All over the nation, shooters—be they police, military or civilians—are embracing the sound of silence. The first step for those who have previously not used sound suppressors is education. We need to acknowledge that the ear-damaging noise produced by a firearm is merely a byproduct of the ignition process and does not translate to power. Extra-loud cartridges are not extra-powerful. It’s a bit childish, but equating noise to power is something men have been doing for centuries. The louder the motorcycle, the more “powerful” it must be. Noise is simply noise, and the noise produced by a firearm can and will permanently damage your hearing. What does all this have to do with the application and use of suppressors by law enforcement? Education is the answer. Before any officer can appreciate a tool, they must understand the value of that tool.

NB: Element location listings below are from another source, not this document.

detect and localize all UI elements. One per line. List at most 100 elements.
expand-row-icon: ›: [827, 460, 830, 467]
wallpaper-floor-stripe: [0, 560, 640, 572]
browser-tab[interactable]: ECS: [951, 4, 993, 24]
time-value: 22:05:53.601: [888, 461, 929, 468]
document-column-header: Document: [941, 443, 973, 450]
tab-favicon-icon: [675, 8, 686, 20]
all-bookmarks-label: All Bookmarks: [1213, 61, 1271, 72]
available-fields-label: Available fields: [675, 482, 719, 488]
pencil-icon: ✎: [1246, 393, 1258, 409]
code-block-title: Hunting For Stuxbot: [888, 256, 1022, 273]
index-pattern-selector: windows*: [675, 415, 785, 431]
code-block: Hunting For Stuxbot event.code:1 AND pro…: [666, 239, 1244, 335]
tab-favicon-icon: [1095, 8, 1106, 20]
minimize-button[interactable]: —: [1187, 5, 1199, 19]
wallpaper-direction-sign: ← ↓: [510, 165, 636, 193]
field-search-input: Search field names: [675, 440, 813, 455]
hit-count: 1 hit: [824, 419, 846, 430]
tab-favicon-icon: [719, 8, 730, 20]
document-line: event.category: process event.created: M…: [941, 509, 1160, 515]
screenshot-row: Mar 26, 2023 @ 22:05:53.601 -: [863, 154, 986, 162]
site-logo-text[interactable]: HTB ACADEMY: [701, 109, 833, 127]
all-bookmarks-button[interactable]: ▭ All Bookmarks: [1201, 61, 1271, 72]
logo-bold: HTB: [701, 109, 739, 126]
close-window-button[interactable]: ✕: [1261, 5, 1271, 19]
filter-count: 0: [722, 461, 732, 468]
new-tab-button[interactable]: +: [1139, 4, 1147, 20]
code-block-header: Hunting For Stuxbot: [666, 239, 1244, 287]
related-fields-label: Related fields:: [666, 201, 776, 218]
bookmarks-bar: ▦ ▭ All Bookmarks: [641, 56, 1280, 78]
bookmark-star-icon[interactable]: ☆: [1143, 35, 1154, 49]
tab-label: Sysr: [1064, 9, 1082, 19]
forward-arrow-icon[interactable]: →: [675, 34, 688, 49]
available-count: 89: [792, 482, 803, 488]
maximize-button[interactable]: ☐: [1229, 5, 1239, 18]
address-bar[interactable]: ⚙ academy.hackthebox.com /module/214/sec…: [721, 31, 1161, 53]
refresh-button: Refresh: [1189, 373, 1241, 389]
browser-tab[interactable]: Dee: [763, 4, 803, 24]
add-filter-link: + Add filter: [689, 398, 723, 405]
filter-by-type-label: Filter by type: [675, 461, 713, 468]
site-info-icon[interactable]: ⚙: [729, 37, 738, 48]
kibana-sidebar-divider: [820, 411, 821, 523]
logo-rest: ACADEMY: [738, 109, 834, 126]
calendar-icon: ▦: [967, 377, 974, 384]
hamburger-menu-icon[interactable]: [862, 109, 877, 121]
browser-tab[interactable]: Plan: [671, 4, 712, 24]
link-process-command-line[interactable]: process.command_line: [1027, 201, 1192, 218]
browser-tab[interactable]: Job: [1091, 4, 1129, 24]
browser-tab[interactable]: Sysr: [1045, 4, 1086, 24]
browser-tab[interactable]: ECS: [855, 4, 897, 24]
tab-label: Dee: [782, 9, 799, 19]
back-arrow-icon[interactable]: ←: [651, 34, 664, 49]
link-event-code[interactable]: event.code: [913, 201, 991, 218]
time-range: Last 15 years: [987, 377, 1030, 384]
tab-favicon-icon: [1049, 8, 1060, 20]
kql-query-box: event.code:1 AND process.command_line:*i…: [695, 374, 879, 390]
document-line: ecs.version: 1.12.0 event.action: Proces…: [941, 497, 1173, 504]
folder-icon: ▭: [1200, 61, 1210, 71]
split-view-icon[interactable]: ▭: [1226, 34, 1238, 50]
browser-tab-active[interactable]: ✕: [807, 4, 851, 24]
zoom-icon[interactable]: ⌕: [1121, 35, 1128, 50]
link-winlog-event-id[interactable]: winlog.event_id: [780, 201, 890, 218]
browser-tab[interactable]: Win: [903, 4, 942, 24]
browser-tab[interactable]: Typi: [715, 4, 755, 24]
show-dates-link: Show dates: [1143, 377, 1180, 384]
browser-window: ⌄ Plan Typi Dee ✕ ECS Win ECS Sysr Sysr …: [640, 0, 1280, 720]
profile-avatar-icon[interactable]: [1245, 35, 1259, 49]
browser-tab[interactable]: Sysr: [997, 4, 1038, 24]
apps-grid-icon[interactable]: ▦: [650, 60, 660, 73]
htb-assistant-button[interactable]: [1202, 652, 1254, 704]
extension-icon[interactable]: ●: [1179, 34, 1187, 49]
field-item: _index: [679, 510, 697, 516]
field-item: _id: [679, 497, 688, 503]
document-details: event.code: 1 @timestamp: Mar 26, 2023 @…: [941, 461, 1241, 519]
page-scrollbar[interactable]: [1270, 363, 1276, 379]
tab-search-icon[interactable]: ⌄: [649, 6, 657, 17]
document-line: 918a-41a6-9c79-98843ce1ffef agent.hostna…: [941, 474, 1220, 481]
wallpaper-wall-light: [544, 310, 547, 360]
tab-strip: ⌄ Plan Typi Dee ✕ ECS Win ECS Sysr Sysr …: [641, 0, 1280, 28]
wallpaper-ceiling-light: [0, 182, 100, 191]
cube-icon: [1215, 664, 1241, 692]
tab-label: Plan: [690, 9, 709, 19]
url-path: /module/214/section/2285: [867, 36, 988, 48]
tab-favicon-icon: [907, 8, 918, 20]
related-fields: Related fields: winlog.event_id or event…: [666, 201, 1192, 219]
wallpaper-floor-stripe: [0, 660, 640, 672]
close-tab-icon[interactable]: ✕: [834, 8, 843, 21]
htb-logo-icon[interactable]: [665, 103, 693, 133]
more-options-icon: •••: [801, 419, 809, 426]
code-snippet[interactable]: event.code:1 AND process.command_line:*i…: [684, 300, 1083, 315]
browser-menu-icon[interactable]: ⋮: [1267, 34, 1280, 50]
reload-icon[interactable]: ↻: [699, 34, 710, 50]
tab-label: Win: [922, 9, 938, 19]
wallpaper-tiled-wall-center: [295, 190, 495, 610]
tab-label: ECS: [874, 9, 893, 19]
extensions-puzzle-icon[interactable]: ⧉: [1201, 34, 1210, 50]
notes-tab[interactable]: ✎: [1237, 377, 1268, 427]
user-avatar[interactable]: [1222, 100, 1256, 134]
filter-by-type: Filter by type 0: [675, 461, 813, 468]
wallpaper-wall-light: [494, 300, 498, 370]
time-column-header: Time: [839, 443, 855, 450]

During my first introduction to the KRISS Vector .45 ACP submachine gun, one of my initial impressions was that the gun would be even better with a suppressor on it. Evan McNamara, director of sales and business development at KRISS, assured me that an in-house version was in the works. Now I can report to you that a new suppressor dedicated to the KRISS family of firearms does in fact exist. I have held it in my hand and used it on the range.
Let’s back up for just a second. The parent company for KRISS is headquartered in Switzerland. KRISS USA is headquartered in Virginia Beach, Virginia. In addition to the Vector firearms, it also offers Sphinx pistols and Defiance suppressors. All the KRISS Vector firearms available for purchase in the U.S. are built in the Virginia facility.